Russian President Vladimir Putin has signed a new decree expanding the list of information related categorized as state secrets, including information about the losses of Ministry of Defense personnel in peacetime. Russian experts say that the security agencies were previously "highly open," but opposition leader Alexei Navalny says the new legislation is simply a way of covering up the deaths of Russian servicemen in eastern Ukraine.

Information relating to the deaths of Russian servicemen during special operations in peacetime, previously only secret during wartime, is now officially classified, after Russian President Vladimir Putin signed a new law expanding the list of information related to state secrets.

The presidential decree, which entered into force on May 28, introduces a broad spectrum of changes. The state secret protection law has been extended to include layout charts of water supply systems in cities with a population of 200,000 and more, information about mine workings, metro systems or "other structures that may be used in the interest of national defense."

It is now illegal to disclose any information about individuals whom the Russian Federation’s foreign intelligence services are planning to involve in cooperation on a confidential basis. Information regarding the force, means and methods of ensuring the security of special sites has also been classified as a state secret.

 

Overdue measures?

The State Duma Committee on Defense praised the expansion of the list as "right" and "necessary.”

"I worked at a defense plant and remember that it was forbidden to take a picture even of its appearance from the side of the checkpoint in the 1980s. In the 1990s, it was frequented by foreign delegations, and they walked and copied whatever they could. We have almost completely destroyed the security system," committee member Alexei Zhuravlev said in an interview with RBTH, adding that the state has started "restoring it at last."

Zhuravlev said that "in fact, any special operation is a state secret, along with information on the number of participants, equipment, and so on."

Former head of intelligence of the now-defunct Siberian Military District and the group of forces of the Russian Federation in Chechnya, Maj. Gen. Sergei Kanchukov, believes that the issuing of the decree is related to security, the geopolitical situation and the state's attempt to protect its interests, and is "not an attempt to close off from society."

According to him, previously the Russian authorities did not pay enough attention to security and were "highly open."

"By and large, we are too late with the adoption of this decree. We should have done this earlier," said Kanchukov. 

 

Navalny hits out at decree

Opposition figurehead Alexei Navalny was quick to make the link between the new law and the conflict in eastern Ukraine, in which Russian troops are suspected of participating despite official declarations to the contrary. There have already been a number of incidents in which efforts were taken to cover up the mysterious deaths of Russian servicemen, including a well-publicized case  involving paratroopers from the Pskov Airborne Forces in August 2014.

"Now the activity of looking for victims of the 'special operations' in Ukraine <...> will be a violation of state secrets,” he said, commenting on the decree in his blog. “Let soldiers die. Let their relatives keep quiet. Those who do not agree – we'll jail them for espionage," said Navalny.

 

‘Protecting individuals’

According to assistant professor at the Moscow State Law University and lawyer Alexander Manov, however, the decree is “aimed at protecting individuals involved in armed conflicts in one way or another," he said, including protecting them from military tribunals, the question of which is "constantly brought up by representatives of international and regional organizations."
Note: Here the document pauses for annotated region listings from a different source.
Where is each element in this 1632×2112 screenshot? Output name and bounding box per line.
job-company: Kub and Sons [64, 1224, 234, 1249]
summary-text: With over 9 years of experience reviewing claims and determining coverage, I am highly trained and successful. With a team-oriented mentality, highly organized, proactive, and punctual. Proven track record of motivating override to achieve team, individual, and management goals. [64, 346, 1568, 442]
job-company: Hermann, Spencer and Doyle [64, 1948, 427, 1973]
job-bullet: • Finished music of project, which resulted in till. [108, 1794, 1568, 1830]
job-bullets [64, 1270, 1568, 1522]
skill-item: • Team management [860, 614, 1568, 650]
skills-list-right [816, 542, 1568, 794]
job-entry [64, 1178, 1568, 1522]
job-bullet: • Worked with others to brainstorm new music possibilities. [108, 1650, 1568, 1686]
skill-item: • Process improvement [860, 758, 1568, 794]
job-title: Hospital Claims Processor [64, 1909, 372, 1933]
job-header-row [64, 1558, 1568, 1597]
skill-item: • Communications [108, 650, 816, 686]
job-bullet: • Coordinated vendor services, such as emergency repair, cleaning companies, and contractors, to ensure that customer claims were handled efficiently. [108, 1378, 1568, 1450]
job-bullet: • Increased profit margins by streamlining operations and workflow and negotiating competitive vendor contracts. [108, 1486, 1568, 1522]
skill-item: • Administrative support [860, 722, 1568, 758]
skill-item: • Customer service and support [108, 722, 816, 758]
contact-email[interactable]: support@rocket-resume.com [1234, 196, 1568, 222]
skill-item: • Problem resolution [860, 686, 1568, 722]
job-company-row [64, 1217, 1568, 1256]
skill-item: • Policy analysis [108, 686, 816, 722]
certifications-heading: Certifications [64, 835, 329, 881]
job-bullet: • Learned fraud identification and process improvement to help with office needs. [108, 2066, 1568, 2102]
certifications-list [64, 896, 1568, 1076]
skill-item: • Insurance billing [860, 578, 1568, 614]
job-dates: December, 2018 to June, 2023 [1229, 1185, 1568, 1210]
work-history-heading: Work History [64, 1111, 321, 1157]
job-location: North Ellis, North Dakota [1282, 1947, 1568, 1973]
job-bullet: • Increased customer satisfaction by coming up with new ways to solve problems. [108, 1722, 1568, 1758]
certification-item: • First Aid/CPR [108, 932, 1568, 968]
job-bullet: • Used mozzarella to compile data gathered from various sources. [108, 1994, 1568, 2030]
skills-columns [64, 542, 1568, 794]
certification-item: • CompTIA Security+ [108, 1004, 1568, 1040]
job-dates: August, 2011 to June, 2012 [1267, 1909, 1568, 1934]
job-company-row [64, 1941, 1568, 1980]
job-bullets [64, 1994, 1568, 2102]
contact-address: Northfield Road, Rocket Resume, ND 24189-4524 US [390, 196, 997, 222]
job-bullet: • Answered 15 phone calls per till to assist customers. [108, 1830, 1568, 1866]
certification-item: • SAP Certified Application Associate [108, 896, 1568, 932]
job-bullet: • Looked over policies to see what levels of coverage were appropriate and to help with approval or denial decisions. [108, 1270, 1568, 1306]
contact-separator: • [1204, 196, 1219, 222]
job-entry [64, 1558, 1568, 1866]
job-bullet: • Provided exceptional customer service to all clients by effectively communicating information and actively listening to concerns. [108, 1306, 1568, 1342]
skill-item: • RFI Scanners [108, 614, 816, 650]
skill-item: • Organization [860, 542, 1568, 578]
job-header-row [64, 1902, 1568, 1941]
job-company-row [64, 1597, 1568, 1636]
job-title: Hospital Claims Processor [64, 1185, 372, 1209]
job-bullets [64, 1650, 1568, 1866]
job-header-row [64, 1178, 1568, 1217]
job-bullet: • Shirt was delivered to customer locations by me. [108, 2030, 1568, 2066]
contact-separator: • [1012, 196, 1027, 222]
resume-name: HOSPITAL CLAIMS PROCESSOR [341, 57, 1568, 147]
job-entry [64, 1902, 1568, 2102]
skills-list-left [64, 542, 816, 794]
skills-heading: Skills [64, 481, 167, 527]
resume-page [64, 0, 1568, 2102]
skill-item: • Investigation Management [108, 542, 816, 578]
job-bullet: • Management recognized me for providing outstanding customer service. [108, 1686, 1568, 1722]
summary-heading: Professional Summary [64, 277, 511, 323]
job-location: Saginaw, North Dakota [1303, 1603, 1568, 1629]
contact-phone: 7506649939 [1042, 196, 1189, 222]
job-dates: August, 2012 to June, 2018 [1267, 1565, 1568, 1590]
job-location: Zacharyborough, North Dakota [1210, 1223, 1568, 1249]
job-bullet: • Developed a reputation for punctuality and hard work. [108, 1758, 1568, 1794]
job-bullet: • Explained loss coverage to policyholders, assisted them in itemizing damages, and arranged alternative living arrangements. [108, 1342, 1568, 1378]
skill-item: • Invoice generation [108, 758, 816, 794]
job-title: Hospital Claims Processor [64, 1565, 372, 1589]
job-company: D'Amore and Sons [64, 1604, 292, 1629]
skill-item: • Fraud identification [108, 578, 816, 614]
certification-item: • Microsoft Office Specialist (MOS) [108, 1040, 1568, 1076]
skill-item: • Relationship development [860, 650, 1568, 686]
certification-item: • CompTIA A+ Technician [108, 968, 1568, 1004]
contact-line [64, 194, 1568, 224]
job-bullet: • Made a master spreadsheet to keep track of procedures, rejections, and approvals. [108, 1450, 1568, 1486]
However, said Manov, "the supervisory institutions of the United Nations have not been abolished," and they are "have absolutely no interest in what our president or our deputies have adopted."

In this regard, Manov did not exclude that numerous problems will emerge in legal practice, although he sees the expansion of the list as justified: There is a global trend toward the development of legislation on state secrets and confidentiality, he claimed.